Before Rick Perry’s rise in August, Bachmann was the leading evangelical candidate. But after Tim Pawlenty dropped out following his distant third finish at the Iowa straw poll, Perry quickly became the conservative and Tea Party darling.  Soon the traditional conservative Christian right and its cast of influential old-guard male players like James Dobson, Jerry Falwell Jr., Tony Perkins, and Rick Scarborough rallied behind Rick Perry, some even hosting a private weekend rally in late August to further his support among their ranks.

This change ushered in a familiar dynamic at play in evangelical circles: men are often given positions of spiritual leadership, and women are not. While many evangelicals say they are supportive of female leadership, when given the option of a man, female candidates are often put on the back burner, especially when it comes to positions of spiritual leadership. Since both Perry and Bachmann tied their presidential ambitions to their own spiritual leadership of the nation, Bachmann got the boot.

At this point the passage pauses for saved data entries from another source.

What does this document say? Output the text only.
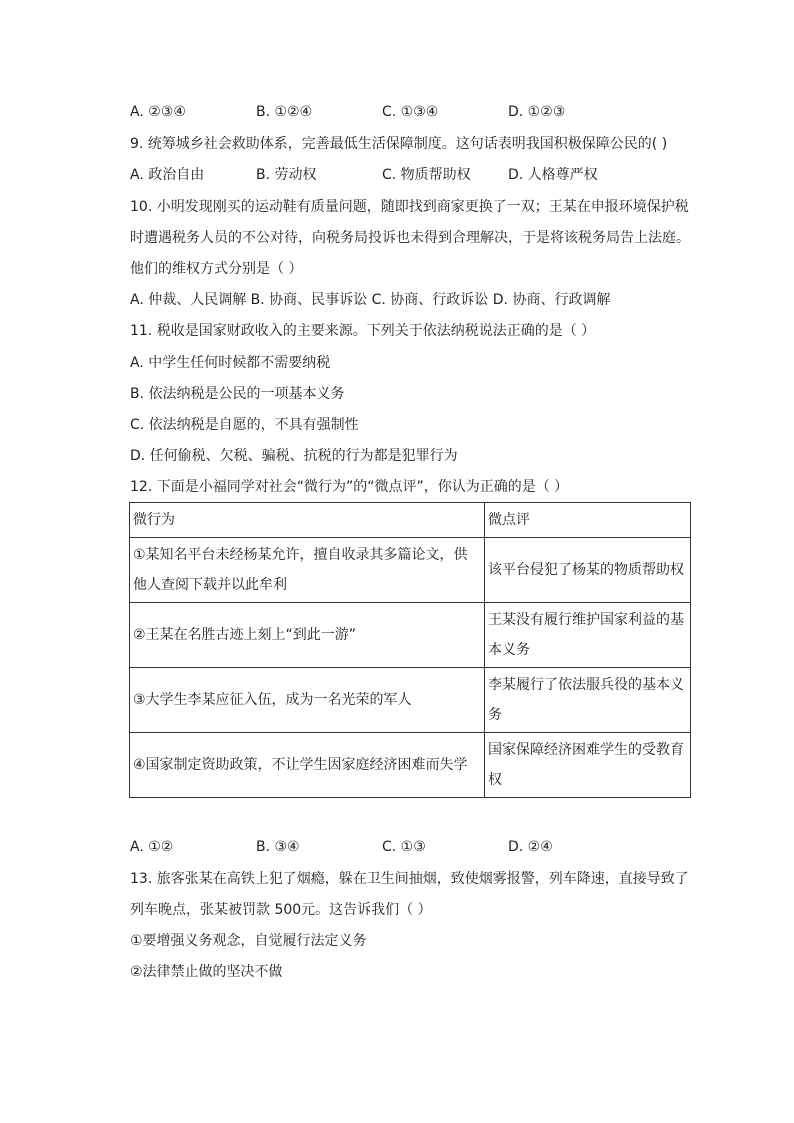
A. ②③④	B. ①②④	C. ①③④	D. ①②③
9. 统筹城乡社会救助体系，完善最低生活保障制度。这句话表明我国积极保障公民的( )
A. 政治自由	B. 劳动权	C. 物质帮助权	D. 人格尊严权
10. 小明发现刚买的运动鞋有质量问题，随即找到商家更换了一双；王某在申报环境保护税
时遭遇税务人员的不公对待，向税务局投诉也未得到合理解决，于是将该税务局告上法庭。
他们的维权方式分别是（ ）
A. 仲裁、人民调解 B. 协商、民事诉讼 C. 协商、行政诉讼 D. 协商、行政调解
11. 税收是国家财政收入的主要来源。下列关于依法纳税说法正确的是（ ）
A. 中学生任何时候都不需要纳税
B. 依法纳税是公民的一项基本义务
C. 依法纳税是自愿的，不具有强制性
D. 任何偷税、欠税、骗税、抗税的行为都是犯罪行为
12. 下面是小福同学对社会“微行为”的“微点评”，你认为正确的是（ ）
微行为	微点评
①某知名平台未经杨某允许，擅自收录其多篇论文，供他人查阅下载并以此牟利	该平台侵犯了杨某的物质帮助权
②王某在名胜古迹上刻上“到此一游”	王某没有履行维护国家利益的基本义务
③大学生李某应征入伍，成为一名光荣的军人	李某履行了依法服兵役的基本义务
④国家制定资助政策，不让学生因家庭经济困难而失学	国家保障经济困难学生的受教育权
A. ①②	B. ③④	C. ①③	D. ②④
13. 旅客张某在高铁上犯了烟瘾，躲在卫生间抽烟，致使烟雾报警，列车降速，直接导致了
列车晚点，张某被罚款 500元。这告诉我们（ ）
①要增强义务观念，自觉履行法定义务
②法律禁止做的坚决不做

Her speech at Liberty University on Sept. 28—and the way it too closely mirrored the style of a pastor’s sermon—perhaps sealed the deal. She stood behind the pulpit while her husband, Marcus, sat off to stage left. Falwell Jr almost seemed bored as he introduced her. Unlike his introduction for Perry’s Liberty speech two weeks prior, he related no personal stories about their similar college pranks, no dramatic statements about her pro-life platform, and no “history is about to repeat itself” prophecy of destined leadership. Yes, Bachmann won the straw poll of Liberty University students. But that was no endorsement from the conservative political Christian gatekeepers like Falwell. Younger evangelicals tend to be more supportive of women in leadership roles than their elders, but the power players like the Jerry Falwell Jrs and Tony Perkins still wield the weight. And that’s what did Bachmann in.